Верит ли герой Маяковского, что природу можно сделать усовершенствованной вещью?
Из ранних произведений поэта не видно, чтоб он прочно верил в это. Наоборот, «Флейта позвоночника», «Люблю», «Человек» пропитаны чувством судорожной тоски, отчаяния и безвыходности. Бунтарство безрадостно, сила и крепость протеста срываются в истерический крик. Поэт то и дело говорит о своем «земном» сумасшествии. Нигилизм лишен бодрости, и, главное, нет уверенности в победе.
Под хохотливое «Ага» бреду по бреду жара. Гремит Приковано к ногам Ядро земного шара. Замкнуло золото ключом Глаза. Кому слепого весть? Навек теперь я Заключен в бессмысленную повесть.[17]И этот удивительный грандиозный образ:
Глухо. Вселенная спит, Положив на лапу С клещами звезд огромное ухо.[18]Глухо. Мир не отвечает на вопли, на крики поэта. «Земной загон»[19] не разрывает своих перегородок. «Наглое иго» остается непоколебленным, и «страсти Маяковского» разрешаются в отчаянном смертоносном порыве: «а сердце рвется к выстрелу, а горло бредит бритвою, в бессвязный бред о демоне растет моя тоска». Позднее, с революцией, восстание Маяковского против природы оформилось, осмыслилось, отвлеченное бунтарство нашло более конкретное выражение в поддержке, в присоединении поэта к великой социальной борьбе пролетариата, но и тут Маяковский со своим героем остался в сущности одиноким на одиноком пути, а целевая установка пролетарской борьбы была им усвоена больше умом, чем чувством, часто в прямой ущерб его поэтической непосредственности и эмоциональному половодью. Конечные идеалы социализма не прошли «от сердца до виска». Достаточно вспомнить поэму «Про это». Она перекликается с «Человеком». В ней мало бодрой уверенности и больше разъедающего скепсиса.
II. «Зараженная земля»
В Маяковском поражает одно противоречие: его здоровое, нутряное, наивно-грубоватое «о-го-го», преклонение и возведение им «в перл создания» дикарского, физиологического начала сталкиваются непрестанно и неотвязно с нервозностью, с тоской, с бессилием, с мрачными и тяжелыми полубредовыми настроениями, с крайней взвинченностью и размагниченностью. Казалось бы, жить бы да жить его герою: он наделен прекрасными руками, языком, драгоценнейшим умом, и все это отпущено сверх меры. И в вещах Маяковского, особливо первого периода, вложена огромная сила. Они захватывают и подчиняют. Те, кто утверждает, что все это деланное, рассчитанное или, еще хуже, нарочитое, — а такое мнение приходится слышать, — глубоко заблуждаются. В основе поэтические чувства Маяковского неподдельны. При такой «кровище», «голосище», «ручище», «головище» как будто остается петь могучие и радостные гимны праматери-природе, благословлять ее денно и нощно. Вот он, новый Микула, играючи поднимает сумочку переметную, как Бова, повергает единым взмахом в прах своих врагов, играет и озорует, как Васька Буслаев, а если и томится, то только от этой немыслимой, несметной, дремучей силушки, которая по жилушкам течет. Откуда же смертная маята поэта, почему бритва у горла, бред и тоска вселенская, истеричность, это бессилие и истошный крик, переплетающиеся с громыхающим «о-го-го»?
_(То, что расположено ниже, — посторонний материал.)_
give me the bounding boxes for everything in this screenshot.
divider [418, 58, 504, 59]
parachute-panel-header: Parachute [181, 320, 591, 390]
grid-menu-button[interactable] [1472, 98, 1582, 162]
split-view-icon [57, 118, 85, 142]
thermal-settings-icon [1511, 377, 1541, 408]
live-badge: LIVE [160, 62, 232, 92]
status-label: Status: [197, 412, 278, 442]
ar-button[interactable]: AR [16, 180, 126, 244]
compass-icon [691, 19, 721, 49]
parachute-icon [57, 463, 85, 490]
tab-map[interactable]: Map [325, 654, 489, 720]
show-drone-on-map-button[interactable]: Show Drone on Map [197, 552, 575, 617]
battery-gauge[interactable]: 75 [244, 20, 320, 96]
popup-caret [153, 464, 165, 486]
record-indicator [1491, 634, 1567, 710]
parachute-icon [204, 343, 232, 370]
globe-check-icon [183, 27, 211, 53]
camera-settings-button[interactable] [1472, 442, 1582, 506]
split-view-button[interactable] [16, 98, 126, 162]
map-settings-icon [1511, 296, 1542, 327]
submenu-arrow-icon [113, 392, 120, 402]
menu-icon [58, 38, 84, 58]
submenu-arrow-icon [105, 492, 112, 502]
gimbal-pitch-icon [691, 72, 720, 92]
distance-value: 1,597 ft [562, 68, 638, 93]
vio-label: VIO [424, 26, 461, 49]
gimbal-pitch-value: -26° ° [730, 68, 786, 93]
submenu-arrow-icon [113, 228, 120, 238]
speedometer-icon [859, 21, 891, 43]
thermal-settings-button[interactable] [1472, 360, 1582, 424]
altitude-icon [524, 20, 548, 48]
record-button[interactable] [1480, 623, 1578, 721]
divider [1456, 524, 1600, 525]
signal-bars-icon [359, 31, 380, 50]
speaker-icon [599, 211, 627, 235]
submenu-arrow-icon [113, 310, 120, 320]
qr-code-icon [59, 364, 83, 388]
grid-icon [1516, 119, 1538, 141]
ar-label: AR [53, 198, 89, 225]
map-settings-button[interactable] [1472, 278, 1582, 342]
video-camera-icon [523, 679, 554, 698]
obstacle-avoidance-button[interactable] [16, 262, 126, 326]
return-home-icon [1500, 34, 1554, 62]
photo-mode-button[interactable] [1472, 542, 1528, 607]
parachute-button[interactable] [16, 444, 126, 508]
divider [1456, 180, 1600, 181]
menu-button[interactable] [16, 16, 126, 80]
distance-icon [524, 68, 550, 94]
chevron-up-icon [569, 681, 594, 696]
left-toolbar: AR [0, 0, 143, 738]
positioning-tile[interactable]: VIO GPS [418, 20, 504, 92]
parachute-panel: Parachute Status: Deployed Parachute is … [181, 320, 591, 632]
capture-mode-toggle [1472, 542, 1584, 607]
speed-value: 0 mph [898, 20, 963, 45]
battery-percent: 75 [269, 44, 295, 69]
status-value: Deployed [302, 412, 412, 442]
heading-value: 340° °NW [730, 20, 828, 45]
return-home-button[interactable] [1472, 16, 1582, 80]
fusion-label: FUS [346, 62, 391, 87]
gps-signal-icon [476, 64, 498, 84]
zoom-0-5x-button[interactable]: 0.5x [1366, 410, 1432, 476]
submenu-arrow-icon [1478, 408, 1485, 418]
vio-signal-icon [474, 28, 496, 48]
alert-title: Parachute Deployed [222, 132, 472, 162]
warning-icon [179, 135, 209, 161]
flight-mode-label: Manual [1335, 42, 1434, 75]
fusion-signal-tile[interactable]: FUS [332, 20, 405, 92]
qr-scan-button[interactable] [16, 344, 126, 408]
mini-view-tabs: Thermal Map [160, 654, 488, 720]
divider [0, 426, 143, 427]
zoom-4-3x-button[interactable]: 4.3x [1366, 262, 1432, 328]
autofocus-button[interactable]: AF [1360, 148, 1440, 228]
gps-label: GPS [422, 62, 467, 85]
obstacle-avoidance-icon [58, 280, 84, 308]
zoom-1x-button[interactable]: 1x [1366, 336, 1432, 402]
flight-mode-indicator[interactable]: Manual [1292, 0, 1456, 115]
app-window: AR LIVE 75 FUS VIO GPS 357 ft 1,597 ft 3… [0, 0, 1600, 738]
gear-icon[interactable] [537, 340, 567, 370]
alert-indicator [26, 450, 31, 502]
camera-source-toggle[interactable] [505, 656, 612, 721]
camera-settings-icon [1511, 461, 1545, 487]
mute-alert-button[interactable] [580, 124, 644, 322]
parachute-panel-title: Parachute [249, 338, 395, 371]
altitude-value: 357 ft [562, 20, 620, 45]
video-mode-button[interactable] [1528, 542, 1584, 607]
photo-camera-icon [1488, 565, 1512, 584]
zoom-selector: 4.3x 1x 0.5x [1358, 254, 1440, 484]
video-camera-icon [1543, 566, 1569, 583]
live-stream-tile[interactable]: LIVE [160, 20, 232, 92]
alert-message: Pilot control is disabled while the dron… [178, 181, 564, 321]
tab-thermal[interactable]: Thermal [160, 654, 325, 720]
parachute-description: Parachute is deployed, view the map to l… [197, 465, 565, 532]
У героя Маяковского есть непримиримый враг, жестоко преследующий его по пятам, враг неотступный и всесильный — современный властелин и хозяин земли. Он покорил, подчинил, заставил служить себе природу и вещи, обложил землю статьями, даже у колибри выбрил перья, превратил девственные цветущие места «в долины для некурящих», всюду разбросал, насорил окурками, консервными коробками, возвел каменные чудища — города и над всем Богом земли поставил доллар. В звоне его «тонут гении, курицы, лошади, скрипки. Тонут слоны, мелочи тонут. В горлах, в ноздрях, в ушах звон его липкий. «Спасите!» Места нет недоступного стону»[20].
Земля стала зараженной, она гниет: властелин всего замызгал, испакостил ее, залапал ее потными, жирными руками. Земля «обжирела, как любовница, которую вылюбил Ротшильд», сделалась грязной и продажной. Камень, бетон, железо и сталь утрамбовали ее, залили, стиснули в мертвой хватке. «Город дорогу мраком запер». Современный Вавилон протянул свои щупальцы к селам, к деревням и полям.
Сразу железо рельс всочило по жиле в загар деревень городов заразу где пели птицы — тарелок лязги. Где бор был — площадь стодомым содомом. Шестиэтажными фавнами ринулись в пляски Публичный дом за публичным домом.[21]